On Saturday, 25 May 2013 at 19:58:25 UTC, Dmitry Olshansky wrote:
Runs away in horror :) It's mess even before you've got to
details.
Perhaps it's fatally flawed, but I don't see an argument for why,
so I'll assume you can't find such a flaw. It is still _much
less_ messy than UTF-8, that is the critical distinction.
Another point about using sometimes a 2-byte encoding - welcome
to the nice world of BigEndian/LittleEndian i.e. the very trap
UTF-16 has stepped into.
I don't think this is a sizable obstacle. It takes some
coordination, but it is a minor issue.
On Saturday, 25 May 2013 at 20:20:11 UTC, Juan Manuel Cabo wrote:
You obviously are not thinking it through. Such encoding would
have a O(n^2) complexity for appending a character/symbol in a
different language to the string, since you would have to
update the beginning of the string, and move the contents
forward to make room. Not to mention that it wouldn't be
backwards compatible with ascii routines, and the complexity of
such a header would be have to be carried all the way to font
rendering routines in the OS.
You obviously have not read the rest of the thread, both your
non-font-related assertions have been addressed earlier. I see
no reason why a single-byte encoding of UCS would have to be
carried to "font rendering routines" but UTF-8 wouldn't be.
Multiple languages/symbols in one string is a blessing of
modern humane computing. It is the norm more than the exception
in most of the world.
I disagree, but in any case, most of this thread refers to
multi-language strings.

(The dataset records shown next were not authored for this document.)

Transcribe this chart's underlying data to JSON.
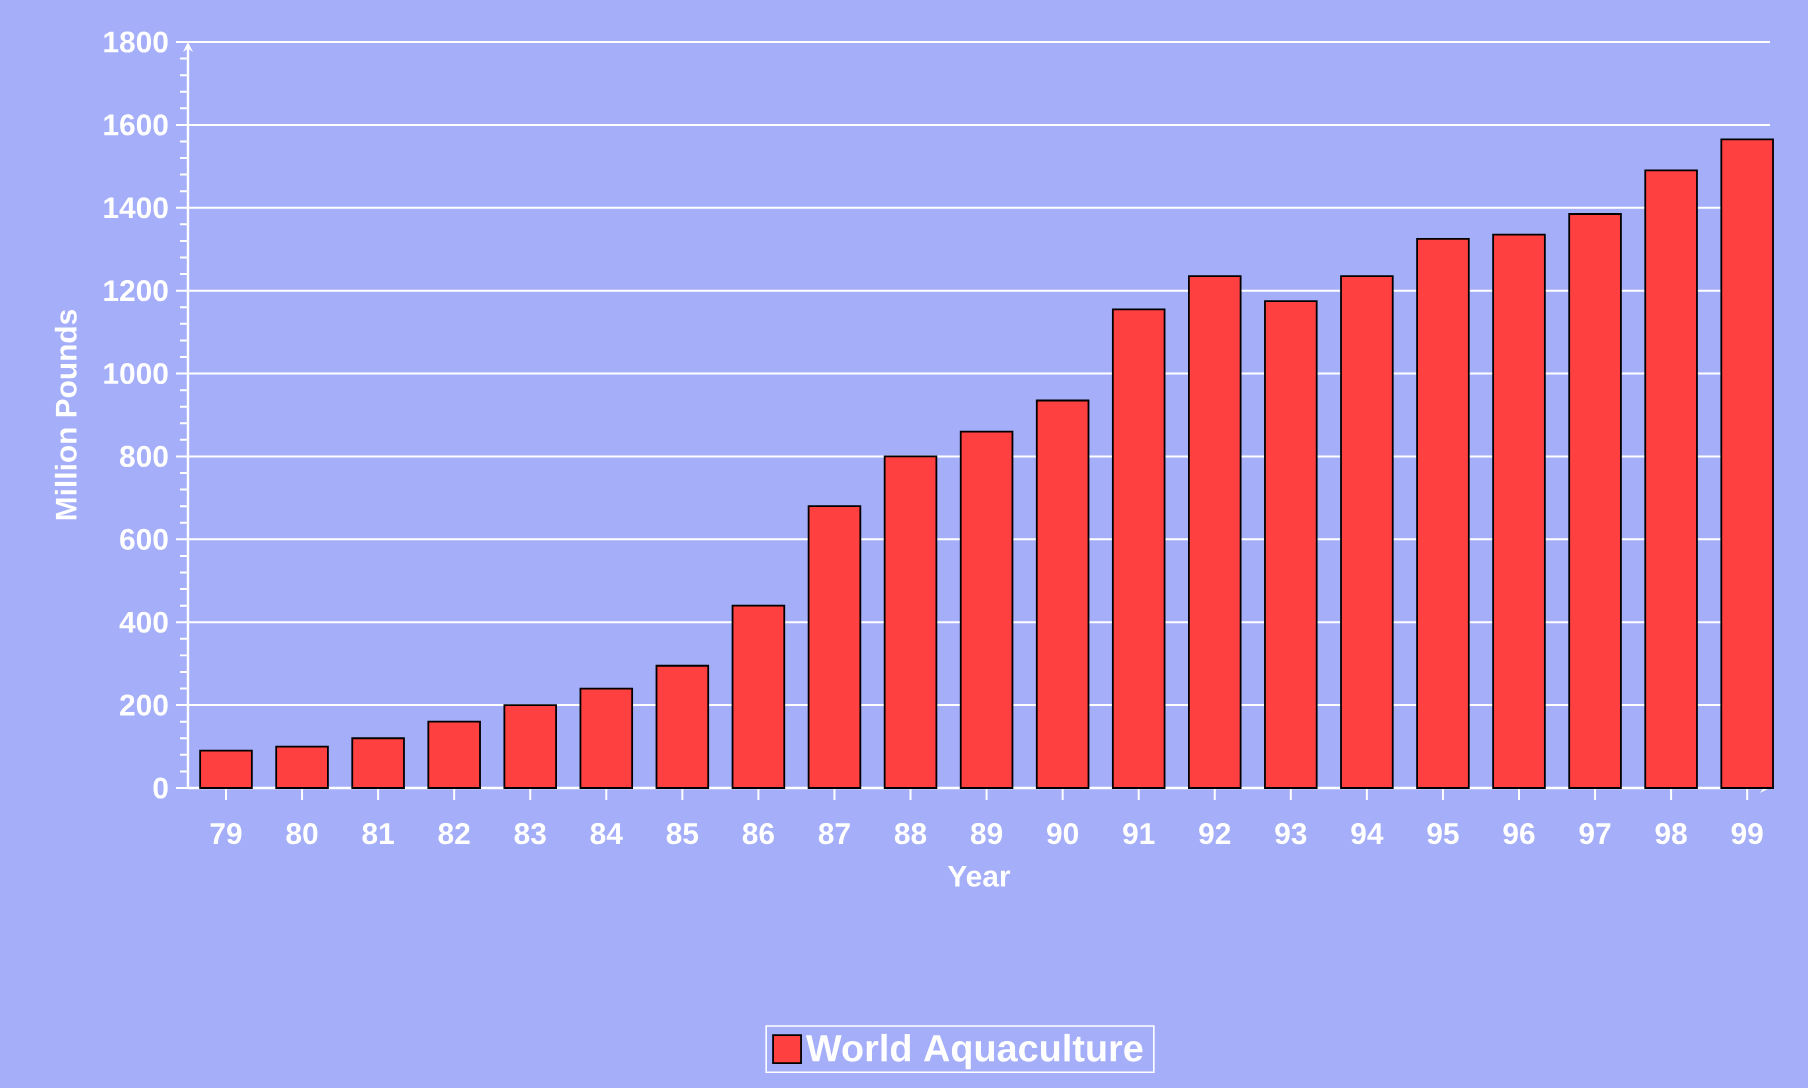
{
  "chart_data": {
    "type": "bar",
    "xlabel": "Year",
    "ylabel": "Million Pounds",
    "categories": [
      "79",
      "80",
      "81",
      "82",
      "83",
      "84",
      "85",
      "86",
      "87",
      "88",
      "89",
      "90",
      "91",
      "92",
      "93",
      "94",
      "95",
      "96",
      "97",
      "98",
      "99"
    ],
    "series": [
      {
        "name": "World Aquaculture",
        "color": "#ff4040",
        "values": [
          90,
          100,
          120,
          160,
          200,
          240,
          295,
          440,
          680,
          800,
          860,
          935,
          1155,
          1235,
          1175,
          1235,
          1325,
          1335,
          1385,
          1490,
          1565
        ]
      }
    ],
    "ylim": [
      0,
      1800
    ],
    "yticks": [
      0,
      200,
      400,
      600,
      800,
      1000,
      1200,
      1400,
      1600,
      1800
    ],
    "grid": "y",
    "legend": "bottom"
  }
}
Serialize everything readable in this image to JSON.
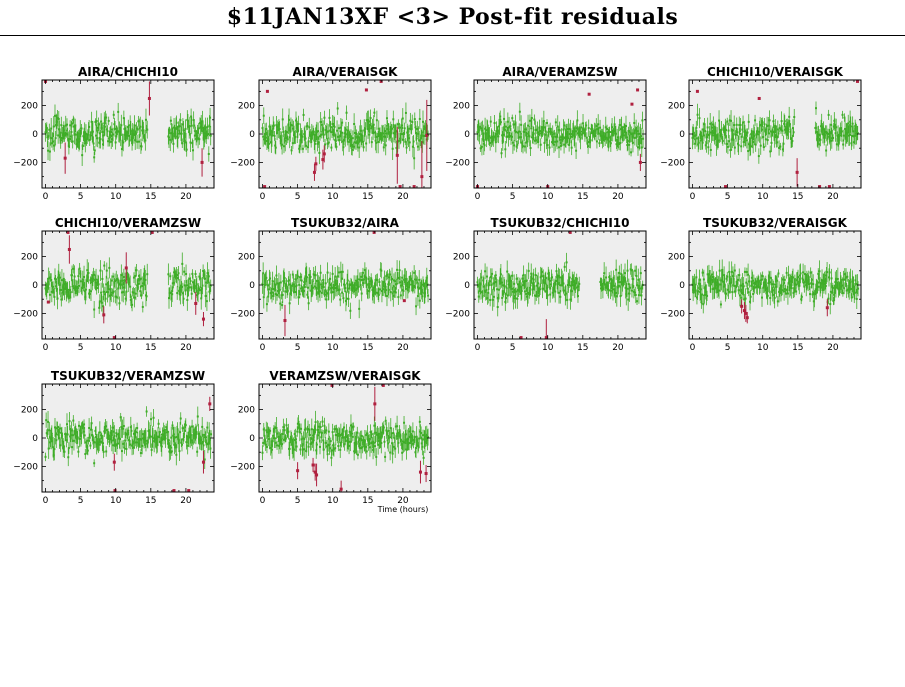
{
  "page": {
    "title": "$11JAN13XF <3> Post-fit residuals",
    "xlabel": "Time (hours)"
  },
  "colors": {
    "panel_bg": "#eeeeee",
    "good_points": "#3fad28",
    "flagged_points": "#b0203f",
    "axis": "#000000"
  },
  "chart_data": {
    "type": "scatter",
    "title": "$11JAN13XF <3> Post-fit residuals",
    "xlabel": "Time (hours)",
    "ylabel": "",
    "xlim": [
      -0.5,
      24
    ],
    "ylim": [
      -380,
      380
    ],
    "xticks": [
      0,
      5,
      10,
      15,
      20
    ],
    "yticks": [
      -200,
      0,
      200
    ],
    "grid": false,
    "panels": [
      {
        "baseline": "AIRA/CHICHI10",
        "row": 0,
        "col": 0,
        "good_segments": [
          [
            0.0,
            14.5
          ],
          [
            17.5,
            23.6
          ]
        ],
        "flagged": [
          [
            0.0,
            370,
            0
          ],
          [
            2.8,
            -170,
            110
          ],
          [
            14.8,
            250,
            120
          ],
          [
            22.3,
            -200,
            100
          ]
        ]
      },
      {
        "baseline": "AIRA/VERAISGK",
        "row": 0,
        "col": 1,
        "good_segments": [
          [
            0.0,
            23.6
          ]
        ],
        "flagged": [
          [
            0.3,
            -370,
            0
          ],
          [
            0.7,
            300,
            0
          ],
          [
            7.4,
            -270,
            60
          ],
          [
            7.6,
            -210,
            50
          ],
          [
            8.6,
            -180,
            70
          ],
          [
            8.8,
            -140,
            60
          ],
          [
            14.8,
            310,
            0
          ],
          [
            16.9,
            370,
            0
          ],
          [
            19.2,
            -150,
            200
          ],
          [
            19.6,
            -370,
            0
          ],
          [
            21.6,
            -370,
            0
          ],
          [
            22.7,
            -300,
            250
          ],
          [
            23.4,
            -10,
            250
          ]
        ]
      },
      {
        "baseline": "AIRA/VERAMZSW",
        "row": 0,
        "col": 2,
        "good_segments": [
          [
            0.0,
            23.6
          ]
        ],
        "flagged": [
          [
            0.0,
            -370,
            0
          ],
          [
            10.0,
            -370,
            0
          ],
          [
            15.9,
            280,
            0
          ],
          [
            22.0,
            210,
            0
          ],
          [
            22.8,
            310,
            0
          ],
          [
            23.2,
            -200,
            60
          ]
        ]
      },
      {
        "baseline": "CHICHI10/VERAISGK",
        "row": 0,
        "col": 3,
        "good_segments": [
          [
            0.0,
            14.5
          ],
          [
            17.5,
            23.6
          ]
        ],
        "flagged": [
          [
            0.7,
            300,
            0
          ],
          [
            4.7,
            -370,
            0
          ],
          [
            9.5,
            250,
            0
          ],
          [
            14.9,
            -270,
            100
          ],
          [
            18.1,
            -370,
            0
          ],
          [
            19.5,
            -370,
            0
          ],
          [
            23.5,
            370,
            0
          ]
        ]
      },
      {
        "baseline": "CHICHI10/VERAMZSW",
        "row": 1,
        "col": 0,
        "good_segments": [
          [
            0.0,
            14.5
          ],
          [
            17.5,
            23.6
          ]
        ],
        "flagged": [
          [
            0.4,
            -120,
            0
          ],
          [
            3.2,
            370,
            0
          ],
          [
            3.4,
            250,
            100
          ],
          [
            8.3,
            -210,
            60
          ],
          [
            9.8,
            -370,
            0
          ],
          [
            11.5,
            120,
            110
          ],
          [
            15.2,
            370,
            0
          ],
          [
            21.4,
            -130,
            80
          ],
          [
            22.5,
            -240,
            50
          ]
        ]
      },
      {
        "baseline": "TSUKUB32/AIRA",
        "row": 1,
        "col": 1,
        "good_segments": [
          [
            0.0,
            23.6
          ]
        ],
        "flagged": [
          [
            3.2,
            -250,
            110
          ],
          [
            15.9,
            370,
            0
          ],
          [
            20.2,
            -110,
            0
          ]
        ]
      },
      {
        "baseline": "TSUKUB32/CHICHI10",
        "row": 1,
        "col": 2,
        "good_segments": [
          [
            0.0,
            14.5
          ],
          [
            17.5,
            23.6
          ]
        ],
        "flagged": [
          [
            6.2,
            -370,
            0
          ],
          [
            9.8,
            -370,
            130
          ],
          [
            13.2,
            370,
            0
          ]
        ]
      },
      {
        "baseline": "TSUKUB32/VERAISGK",
        "row": 1,
        "col": 3,
        "good_segments": [
          [
            0.0,
            23.6
          ]
        ],
        "flagged": [
          [
            7.0,
            -150,
            50
          ],
          [
            7.4,
            -180,
            60
          ],
          [
            7.6,
            -200,
            60
          ],
          [
            7.8,
            -230,
            40
          ],
          [
            19.2,
            -160,
            60
          ]
        ]
      },
      {
        "baseline": "TSUKUB32/VERAMZSW",
        "row": 2,
        "col": 0,
        "good_segments": [
          [
            0.0,
            23.6
          ]
        ],
        "flagged": [
          [
            9.8,
            -170,
            60
          ],
          [
            9.9,
            -370,
            0
          ],
          [
            18.3,
            -370,
            0
          ],
          [
            20.4,
            -370,
            0
          ],
          [
            22.5,
            -170,
            80
          ],
          [
            23.4,
            240,
            50
          ]
        ]
      },
      {
        "baseline": "VERAMZSW/VERAISGK",
        "row": 2,
        "col": 1,
        "good_segments": [
          [
            0.0,
            23.6
          ]
        ],
        "flagged": [
          [
            5.0,
            -230,
            60
          ],
          [
            7.2,
            -190,
            50
          ],
          [
            7.5,
            -240,
            60
          ],
          [
            7.7,
            -260,
            80
          ],
          [
            9.9,
            370,
            0
          ],
          [
            11.2,
            -360,
            60
          ],
          [
            16.0,
            240,
            120
          ],
          [
            17.2,
            370,
            0
          ],
          [
            22.5,
            -240,
            80
          ],
          [
            23.3,
            -250,
            60
          ]
        ]
      }
    ]
  }
}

The argument is about how best to encode
them.
On Saturday, 25 May 2013 at 20:47:25 UTC, Peter Alexander wrote:
On Saturday, 25 May 2013 at 14:58:02 UTC, Joakim wrote:
On Saturday, 25 May 2013 at 14:16:21 UTC, Peter Alexander
wrote:
I suggest you read up on UTF-8. You really don't understand
it. There is no need to decode, you just treat the UTF-8
string as if it is an ASCII string.
Not being aware of this shortcut doesn't mean not
understanding UTF-8.
It's not just a shortcut, it is absolutely fundamental to the
design of UTF-8. It's like saying you understand Lisp without
being aware that everything is a list.
It is an accidental shortcut because of the encoding scheme
chosen for UTF-8 and, as I've noted, still less efficient than
similarly searching a single-byte encoding. The fact that you
keep trumpeting this silly detail as somehow "fundamental"
suggests you have no idea what you're talking about.
Also, you continuously keep stating disadvantages to UTF-8 that
are completely false, like "slicing does require decoding".
Again, completely missing the point of UTF-8. I cannot conceive
how you can claim to understand how UTF-8 works yet repeatedly
demonstrating that you do not.
Slicing on code points requires decoding, I'm not sure how you
don't know that. If you mean slicing by byte, that is not only
useless, but _every_ encoding can do that. I cannot conceive how
you claim to defend UTF-8, yet keep making such stupid points,
that you don't even bother backing up.
You are either ignorant or a successful troll. In either case,
I'm done here.
Must be nice to just insult someone who has demolished your
arguments and leave. Good riddance, you weren't adding anything.